第二話

「この洗剤使ってみてくれる?」

 町田さんがどすっ!と寄越したのは持ち手のついたポリタンクに入った黄色い液体だった。

「はい」

 先に返事をしてから、「なんですかこれ?」と聞いてみる。洗剤にしては見たことのないラベルだったからだった。それにタンクがでかすぎる。

「なんにでも使える自然派?洗剤なんだって……。先生がこれでヤニもカビも全部落ちるからって」

 いつもカラッとハッキリ喋る町田さんの歯切れが悪い。この洗剤が疑わしいんじゃないかと、直感する。私が怪しいと思っただけかもしれないけれど。

 ベッドのある部屋を掃除する時、異様さに気付いた。洗剤の入った段ボールがざっと見ただけでも六箱あるのだ。それだけで四畳半の部屋の三分の一を占めていると言っても過言じゃなかった。ベッドがあるから、人が歩けるスペースがほんの少ししかない。

「昔はこんなんじゃなかったんだけどね……」

 一緒に室内を眺めながら、すこし寂しそうに町田さんがつぶやく。先生の事だろうか。オレオレ詐欺とかみたいに、おじいさんになると、悪い人に騙されちゃったりするのかもしれない。そんなものなのか、と思いながら、仕事だし、今日はこの怪しい洗剤を使って掃除をすることにした。


 全然落ちねーよ!これ!泡も立たないし。なんか臭いし。結局、私の腕力とスポンジの力であらゆる汚れを落とさねばならなかった。半ギレでドアについたヤニをごしごし落としていると、すぐ後ろに人の気配を感じた。振り向くと先生が立っている。威圧感があるのは私より背が高いからだけじゃなく、近いからだ。

「はいっ」

 驚いて呼ばれてもいないのに返事をしてしまった。先生は、私がまだ手を付けてないドアにはめ込まれたガラスを指差して、

「こういうところもな」

 と言って自分の机に戻っていった。ぶわっと怒りが込み上げた。そんなのわかってるし、あんたが買った洗剤のせいで進みが遅いし疲れるんだと心の中で悪態をつく。その怒りに任せてまた、ドアをごしごししまくった。

 なんとかその日はドアのヤニを落としきり、八木さんの淹れてくれたお茶をいつも以上に美味しくいただいた。


 次からはいつもの洗剤を使おうと思っていたのに、例の怪しい洗剤を常用せよとの命令が出てしまった。洗うものは全部だ。食器にも、きっと衣類もそれを使っているに違いない。あれだけ未開封の洗剤があったら、使い切るまでに何年もかかりそうだ。正直うんざりしたが、そういう仕事なんだと思えばどうでもよくなった。

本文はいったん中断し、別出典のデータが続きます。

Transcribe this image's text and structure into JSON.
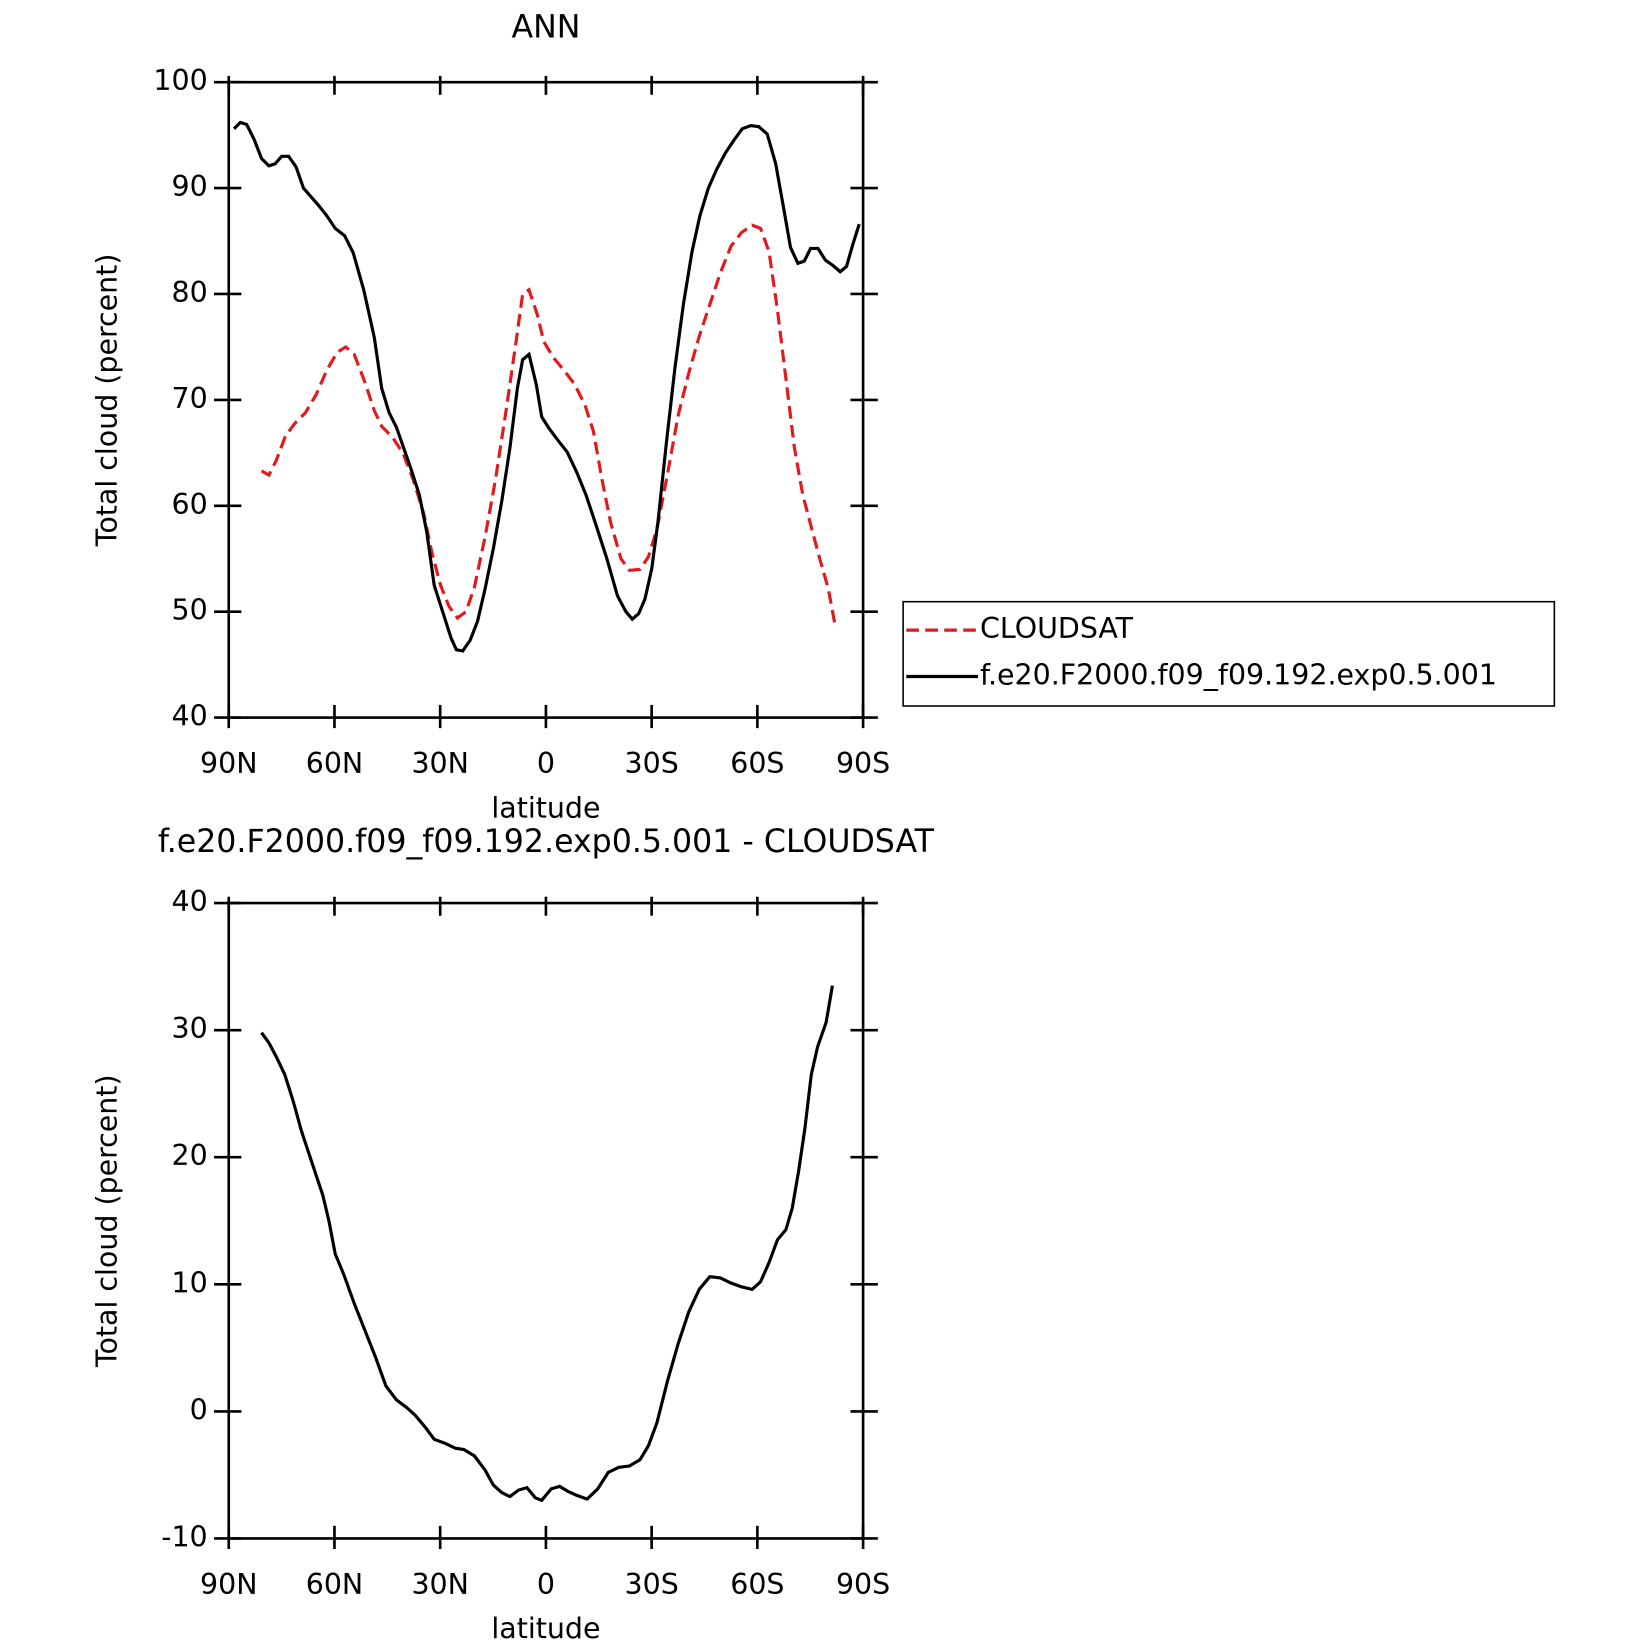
{
  "chart_data": [
    {
      "type": "line",
      "title": "ANN",
      "xlabel": "latitude",
      "ylabel": "Total cloud (percent)",
      "xlim": [
        90,
        -90
      ],
      "xticks": [
        {
          "value": 90,
          "label": "90N"
        },
        {
          "value": 60,
          "label": "60N"
        },
        {
          "value": 30,
          "label": "30N"
        },
        0,
        {
          "value": -30,
          "label": "30S"
        },
        {
          "value": -60,
          "label": "60S"
        },
        {
          "value": -90,
          "label": "90S"
        }
      ],
      "ylim": [
        40,
        100
      ],
      "yticks": [
        40,
        50,
        60,
        70,
        80,
        90,
        100
      ],
      "legend": "right",
      "series": [
        {
          "name": "CLOUDSAT",
          "color": "#e31a1c",
          "dashed": true,
          "x": [
            80.7,
            78.6,
            76.5,
            73.9,
            71.2,
            68.2,
            65.2,
            62.2,
            59.2,
            56.8,
            54.4,
            51.4,
            48.7,
            46.6,
            43.6,
            40.6,
            37.7,
            34.7,
            32.3,
            29.9,
            27.5,
            25.1,
            22.7,
            20.3,
            17.3,
            14.3,
            11.3,
            8.3,
            6.6,
            4.8,
            2.4,
            0.6,
            -2.1,
            -5.1,
            -8.1,
            -11.1,
            -13.5,
            -15.9,
            -18.3,
            -21.3,
            -23.7,
            -26.7,
            -29.1,
            -31.5,
            -34.5,
            -37.5,
            -40.5,
            -43.5,
            -46.5,
            -49.5,
            -52.5,
            -55.5,
            -58.5,
            -60.9,
            -63.3,
            -65.7,
            -68.1,
            -70.5,
            -72.9,
            -75.3,
            -77.7,
            -80.1,
            -81.9
          ],
          "values": [
            63.3,
            62.9,
            64.3,
            66.6,
            67.8,
            68.8,
            70.5,
            72.8,
            74.5,
            75.0,
            74.3,
            71.7,
            69.0,
            67.5,
            66.5,
            65.0,
            62.5,
            59.3,
            55.5,
            52.5,
            50.5,
            49.4,
            50.0,
            52.3,
            57.0,
            62.5,
            69.0,
            75.9,
            80.0,
            80.4,
            78.0,
            75.5,
            74.0,
            72.8,
            71.5,
            69.5,
            67.0,
            62.5,
            58.5,
            55.0,
            53.9,
            54.0,
            55.2,
            57.8,
            63.0,
            68.5,
            72.5,
            76.0,
            79.0,
            82.0,
            84.5,
            85.8,
            86.5,
            86.2,
            84.0,
            78.5,
            72.0,
            65.5,
            61.0,
            58.0,
            55.0,
            52.2,
            49.0
          ]
        },
        {
          "name": "f.e20.F2000.f09_f09.192.exp0.5.001",
          "color": "#000000",
          "dashed": false,
          "x": [
            88.5,
            86.7,
            84.9,
            82.8,
            80.7,
            78.6,
            76.8,
            75,
            73,
            70.9,
            68.8,
            66.7,
            64.6,
            62.2,
            59.8,
            57.1,
            54.7,
            51.7,
            48.7,
            46.6,
            44.5,
            42.4,
            40.4,
            38.3,
            35.9,
            33.8,
            31.7,
            29.3,
            26.9,
            25.4,
            23.6,
            21.5,
            19.4,
            17.3,
            14.9,
            12.5,
            10.2,
            8.1,
            6.6,
            4.8,
            2.7,
            1.2,
            -0.9,
            -3.6,
            -6,
            -8.7,
            -11.4,
            -14.4,
            -17.3,
            -20.3,
            -22.7,
            -24.5,
            -26.3,
            -28.1,
            -30,
            -31.8,
            -34.2,
            -36.6,
            -39,
            -41.4,
            -43.7,
            -46.1,
            -48.5,
            -50.9,
            -53.3,
            -55.7,
            -58.1,
            -60.4,
            -62.8,
            -65.2,
            -67.3,
            -69.4,
            -71.5,
            -73.3,
            -75.1,
            -77.2,
            -79.3,
            -81.4,
            -83.5,
            -85.3,
            -87.1,
            -88.9
          ],
          "values": [
            95.6,
            96.2,
            96.0,
            94.6,
            92.8,
            92.1,
            92.3,
            93.0,
            93.0,
            92.0,
            90.0,
            89.2,
            88.4,
            87.4,
            86.2,
            85.5,
            83.9,
            80.4,
            75.9,
            71.1,
            68.8,
            67.4,
            65.5,
            63.5,
            61.0,
            57.5,
            52.5,
            50.0,
            47.5,
            46.4,
            46.3,
            47.3,
            49.1,
            52.1,
            56.0,
            60.5,
            65.5,
            71.1,
            73.8,
            74.3,
            71.4,
            68.4,
            67.3,
            66.1,
            65.1,
            63.2,
            61.0,
            58.0,
            55.0,
            51.5,
            50.0,
            49.3,
            49.8,
            51.2,
            54.0,
            58.5,
            66.0,
            73.0,
            79.0,
            83.9,
            87.4,
            90.0,
            91.8,
            93.3,
            94.5,
            95.6,
            95.9,
            95.8,
            95.1,
            92.3,
            88.4,
            84.4,
            82.9,
            83.1,
            84.3,
            84.3,
            83.2,
            82.7,
            82.1,
            82.6,
            84.7,
            86.6
          ]
        }
      ]
    },
    {
      "type": "line",
      "title": "f.e20.F2000.f09_f09.192.exp0.5.001 - CLOUDSAT",
      "xlabel": "latitude",
      "ylabel": "Total cloud (percent)",
      "xlim": [
        90,
        -90
      ],
      "xticks": [
        {
          "value": 90,
          "label": "90N"
        },
        {
          "value": 60,
          "label": "60N"
        },
        {
          "value": 30,
          "label": "30N"
        },
        0,
        {
          "value": -30,
          "label": "30S"
        },
        {
          "value": -60,
          "label": "60S"
        },
        {
          "value": -90,
          "label": "90S"
        }
      ],
      "ylim": [
        -10,
        40
      ],
      "yticks": [
        -10,
        0,
        10,
        20,
        30,
        40
      ],
      "series": [
        {
          "color": "#000000",
          "dashed": false,
          "x": [
            80.7,
            78.6,
            76.5,
            74.1,
            71.7,
            69.3,
            66.3,
            63.3,
            61.5,
            59.8,
            57.4,
            54.4,
            51.4,
            48.4,
            45.4,
            42.4,
            39.5,
            37.1,
            34.1,
            31.7,
            28.7,
            25.7,
            23.3,
            20.3,
            17.3,
            14.9,
            12.5,
            10.2,
            7.8,
            5.4,
            3.0,
            1.2,
            -1.5,
            -3.9,
            -6.3,
            -8.7,
            -11.7,
            -14.7,
            -17.7,
            -20.7,
            -23.7,
            -26.7,
            -29.1,
            -31.5,
            -34.5,
            -37.5,
            -40.5,
            -43.5,
            -46.5,
            -49.5,
            -52.5,
            -55.5,
            -58.5,
            -60.9,
            -63.3,
            -65.7,
            -68.1,
            -69.9,
            -71.7,
            -73.5,
            -75.3,
            -77.1,
            -79.5,
            -81.3
          ],
          "values": [
            29.8,
            29.0,
            27.9,
            26.5,
            24.4,
            22.0,
            19.5,
            17.0,
            14.9,
            12.4,
            10.8,
            8.5,
            6.4,
            4.3,
            2.0,
            0.9,
            0.3,
            -0.3,
            -1.3,
            -2.2,
            -2.5,
            -2.9,
            -3.0,
            -3.5,
            -4.6,
            -5.8,
            -6.4,
            -6.7,
            -6.2,
            -6.0,
            -6.8,
            -7.0,
            -6.1,
            -5.9,
            -6.3,
            -6.6,
            -6.9,
            -6.1,
            -4.8,
            -4.4,
            -4.3,
            -3.8,
            -2.7,
            -0.9,
            2.4,
            5.3,
            7.8,
            9.6,
            10.6,
            10.5,
            10.1,
            9.8,
            9.6,
            10.2,
            11.7,
            13.5,
            14.3,
            16.0,
            18.9,
            22.3,
            26.5,
            28.7,
            30.6,
            33.5
          ]
        }
      ]
    }
  ]
}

 今週はベランダ掃除を頼まれた。一階なのでベランダのむこうは小さい庭だ。もしかしなくても、庭も掃除の対象だった。

 洗剤なんかよりこっちの方が大変かもしれなかった。雑草だらけ、ゴミだらけで、どこから手をつけていいのかもわからなかった。

 とりあえずゴミを分別していくことにした。雨ざらしで溶けかかった段ボール、ビニール、古新聞、なんか健康器具みたいなやつは分解できるだけ分解して、ひもでまとめる。ざっと一カ所にゴミをまとめると、庭自体が見えてきた。背の高い木が一本、紫陽花らしき背の低い木が二本。木の足元には枯れた植物が植わったままのプランターがそこらじゅうにあったので植物だけ抜いておいた。スコップやホースが散乱していたので、これもまた放置されていたバケツに突っ込んでおく。暗くなってきてしまったので、雑草を抜くのは来週になるだろう。大きなゴミの処分の手続きは町田さんがしてくれるという事だった。


 その日のお茶の時間は、先生と台所で二人きりになってしまった。気にしなくてもいいんだろうけれど、力仕事をしてちょっとテンションが上がっていたのか、私は先生に話しかけた。

「庭にあったのは何の花だったんですか? 枯れたのがいっぱいありましたけど」

 先生は一瞬だけ目線をこちらに向けた。煙を吐いたあと、

「春は」「春はビオラ、ネモフィラ、オトメギキョウ……」

 先生の口から次々と言葉が飛び出した。

 私はつい先生に見入ってしまった。そんなふうに花の名前が出てくると思っていなかった。先生はそのあとも、どこか遠くを見つめながら、四季の花の名前をひとつひとつ並べていった。

 

 ポーチュラカ、ブーゲンビリア、クレマチス、ガランサス・エルウィシー……

 

 台所に、換気扇の音と先生の低く掠れた声が満ちていく。花の名前を聞いたのは私だったのに、私にはなにひとつ、わからなかった。